I thought about the game MonopolyTM this morning. This is a fun and methodical game that teaches the values of competition. And as I discuss it, let's remember it is only a game -- so please don't interpret that I am calling for a boycott on Hasbro or anything. I will still play it with my family (when we have a spare 10 hours).
 
However, I over-analyzed the process of the game, as I have a tendency to do on so many things. I considered that there is no wear-and-tear costs, no maintenance expenses to all those properties one acquires. How silly to think one could buy property, invest in it and then it merely becomes a cash-cow without further expense or re-investment. After all, there is a total cost of ownership to things and this game completely overlooks that important aspect of business and finance.
 
Of course, then my brain jumped to question what is this game teaching those who play it. In the end, the goal is to bankrupt your opponents by out-playing and out-witting them. Okay, competition is a good tool and an important one to master, but self-promotion at the expense of the total destruction of others isn't really an ethic I'd like my children to gain.
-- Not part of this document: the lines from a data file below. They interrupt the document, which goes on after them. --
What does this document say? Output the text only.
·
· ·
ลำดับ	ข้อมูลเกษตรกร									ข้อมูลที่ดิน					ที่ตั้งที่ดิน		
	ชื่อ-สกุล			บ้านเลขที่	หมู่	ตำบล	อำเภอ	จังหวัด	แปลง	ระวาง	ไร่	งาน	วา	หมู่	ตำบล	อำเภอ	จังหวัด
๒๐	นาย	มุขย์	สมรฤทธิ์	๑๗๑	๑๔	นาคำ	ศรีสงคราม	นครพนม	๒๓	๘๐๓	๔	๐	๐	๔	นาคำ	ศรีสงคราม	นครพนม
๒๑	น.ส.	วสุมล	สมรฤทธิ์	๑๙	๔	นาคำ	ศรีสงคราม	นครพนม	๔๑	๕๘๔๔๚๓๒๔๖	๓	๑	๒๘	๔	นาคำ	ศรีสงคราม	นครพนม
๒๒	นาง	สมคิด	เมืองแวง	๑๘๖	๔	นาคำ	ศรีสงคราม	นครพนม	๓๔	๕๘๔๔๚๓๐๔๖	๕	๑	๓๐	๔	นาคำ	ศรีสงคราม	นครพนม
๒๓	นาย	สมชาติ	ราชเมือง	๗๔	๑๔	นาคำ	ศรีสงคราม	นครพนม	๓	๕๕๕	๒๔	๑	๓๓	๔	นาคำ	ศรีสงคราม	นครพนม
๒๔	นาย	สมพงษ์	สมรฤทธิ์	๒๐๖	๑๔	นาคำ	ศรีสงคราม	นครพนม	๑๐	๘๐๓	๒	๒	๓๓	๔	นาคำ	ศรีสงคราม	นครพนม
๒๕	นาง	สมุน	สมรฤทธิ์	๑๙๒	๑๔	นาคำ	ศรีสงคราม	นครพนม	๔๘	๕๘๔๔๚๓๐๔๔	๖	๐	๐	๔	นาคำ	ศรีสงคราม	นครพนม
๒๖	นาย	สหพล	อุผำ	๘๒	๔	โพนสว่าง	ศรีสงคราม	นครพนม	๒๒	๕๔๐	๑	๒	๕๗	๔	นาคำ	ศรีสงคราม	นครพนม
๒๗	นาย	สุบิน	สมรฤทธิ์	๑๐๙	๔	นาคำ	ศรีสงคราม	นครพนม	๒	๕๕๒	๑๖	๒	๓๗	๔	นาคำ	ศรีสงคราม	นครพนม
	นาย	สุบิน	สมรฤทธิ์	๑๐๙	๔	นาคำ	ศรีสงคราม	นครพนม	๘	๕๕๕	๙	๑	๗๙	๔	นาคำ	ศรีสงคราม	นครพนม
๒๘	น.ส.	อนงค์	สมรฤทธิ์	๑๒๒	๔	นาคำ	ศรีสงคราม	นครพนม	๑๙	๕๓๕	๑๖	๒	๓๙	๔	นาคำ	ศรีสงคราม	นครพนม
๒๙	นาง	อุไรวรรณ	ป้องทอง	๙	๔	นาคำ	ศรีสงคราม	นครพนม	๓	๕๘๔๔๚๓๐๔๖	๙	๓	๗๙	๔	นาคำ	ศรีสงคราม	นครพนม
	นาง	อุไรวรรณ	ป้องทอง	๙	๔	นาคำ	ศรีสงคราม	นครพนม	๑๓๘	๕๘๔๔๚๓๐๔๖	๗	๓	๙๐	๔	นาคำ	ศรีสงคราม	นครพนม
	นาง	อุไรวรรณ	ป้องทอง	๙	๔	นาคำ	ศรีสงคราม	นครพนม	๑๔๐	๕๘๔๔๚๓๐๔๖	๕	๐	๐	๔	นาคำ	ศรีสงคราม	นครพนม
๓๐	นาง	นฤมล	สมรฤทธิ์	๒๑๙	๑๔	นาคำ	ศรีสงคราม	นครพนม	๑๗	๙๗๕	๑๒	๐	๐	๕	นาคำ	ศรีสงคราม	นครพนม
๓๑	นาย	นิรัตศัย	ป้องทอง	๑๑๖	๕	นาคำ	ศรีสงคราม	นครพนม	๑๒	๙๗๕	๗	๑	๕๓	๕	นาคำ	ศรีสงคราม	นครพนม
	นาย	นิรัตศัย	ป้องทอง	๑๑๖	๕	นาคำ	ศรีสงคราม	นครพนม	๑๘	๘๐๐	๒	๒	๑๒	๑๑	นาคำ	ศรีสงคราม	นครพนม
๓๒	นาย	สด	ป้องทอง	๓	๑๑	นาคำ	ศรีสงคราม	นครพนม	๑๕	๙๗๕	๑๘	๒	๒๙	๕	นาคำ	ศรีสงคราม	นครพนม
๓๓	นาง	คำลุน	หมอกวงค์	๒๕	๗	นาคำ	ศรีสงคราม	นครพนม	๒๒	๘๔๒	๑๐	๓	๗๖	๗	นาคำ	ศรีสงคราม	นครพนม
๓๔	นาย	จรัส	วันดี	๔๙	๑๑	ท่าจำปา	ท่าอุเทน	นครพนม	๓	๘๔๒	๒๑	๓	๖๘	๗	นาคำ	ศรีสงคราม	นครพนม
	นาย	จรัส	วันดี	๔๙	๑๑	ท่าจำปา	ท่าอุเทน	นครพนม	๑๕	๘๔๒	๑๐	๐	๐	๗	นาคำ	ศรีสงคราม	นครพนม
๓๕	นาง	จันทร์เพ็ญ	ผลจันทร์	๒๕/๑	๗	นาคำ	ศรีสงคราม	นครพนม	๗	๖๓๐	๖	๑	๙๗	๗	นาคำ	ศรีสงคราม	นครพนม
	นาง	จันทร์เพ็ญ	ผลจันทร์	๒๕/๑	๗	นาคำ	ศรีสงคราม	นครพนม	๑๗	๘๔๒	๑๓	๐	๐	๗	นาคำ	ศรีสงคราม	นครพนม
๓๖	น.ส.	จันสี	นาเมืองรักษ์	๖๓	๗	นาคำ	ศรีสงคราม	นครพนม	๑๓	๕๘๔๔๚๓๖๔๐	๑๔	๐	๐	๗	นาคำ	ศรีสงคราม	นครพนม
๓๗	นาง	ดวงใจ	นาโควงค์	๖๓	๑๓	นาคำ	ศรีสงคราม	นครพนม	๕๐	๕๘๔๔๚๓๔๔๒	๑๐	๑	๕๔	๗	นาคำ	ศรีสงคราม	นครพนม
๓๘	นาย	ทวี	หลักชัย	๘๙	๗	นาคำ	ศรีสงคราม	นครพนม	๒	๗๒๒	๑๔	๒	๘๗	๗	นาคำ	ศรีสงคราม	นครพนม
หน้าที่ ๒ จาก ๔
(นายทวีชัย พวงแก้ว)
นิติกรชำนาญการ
But then, it's just a game; right?
 
I started to imagine a different board game, one where the goal was to help the other players rather than to decimate them. Of course, I didn't want this to be an unrealistic, rose-tinted, Pollyanna-styled game, where doing something nice was overly simply, without sacrifice and scored high. It also should not be an ego-based loss of honor such as the reciprocal-gift-giving tales of ancient Chinese culture.
 
There needed to be pragmatic strategy and actual challenge to it as well -- you know, much like life. I recall my father telling me countless times about my childhood sports career that the purpose of athletics is to recognize its simulation of life. That truth I have come to understand on many levels as I have grown older (and hopefully wiser). But yes, I wanted to exhibit that same concept in this hypothetical game I had begun to imagine.
 
To accomplish this, the game would be similar to MonopolyTM in that players would have to acquire things for themselves as personal player-possessions in the game. The help given to others could only be performed by having the means to do so. Helping is nice and of course important even on small scales, but if ideas of corporate responsibility and community investment were to be subtly learned through such a game, then being self-sufficient in the game and saving extra to give back would have to be the core strategy.
 
Imagine with me a new board game, where the importance of capitalism, self-reliance, personal-responsibility and being a producer were key methods to success, but the scoring and measurement of success was based on selflessness and charity. This would teach that to help others one must have his or her own strengths, that we must secure our own oxygen mask before aiding someone else with theirs and that actions that in one context appear selfish may ultimately be a means of great philanthropy.
 
I think this is a game I would want for my family.
 
I think this is a game I would want for my business and government leaders.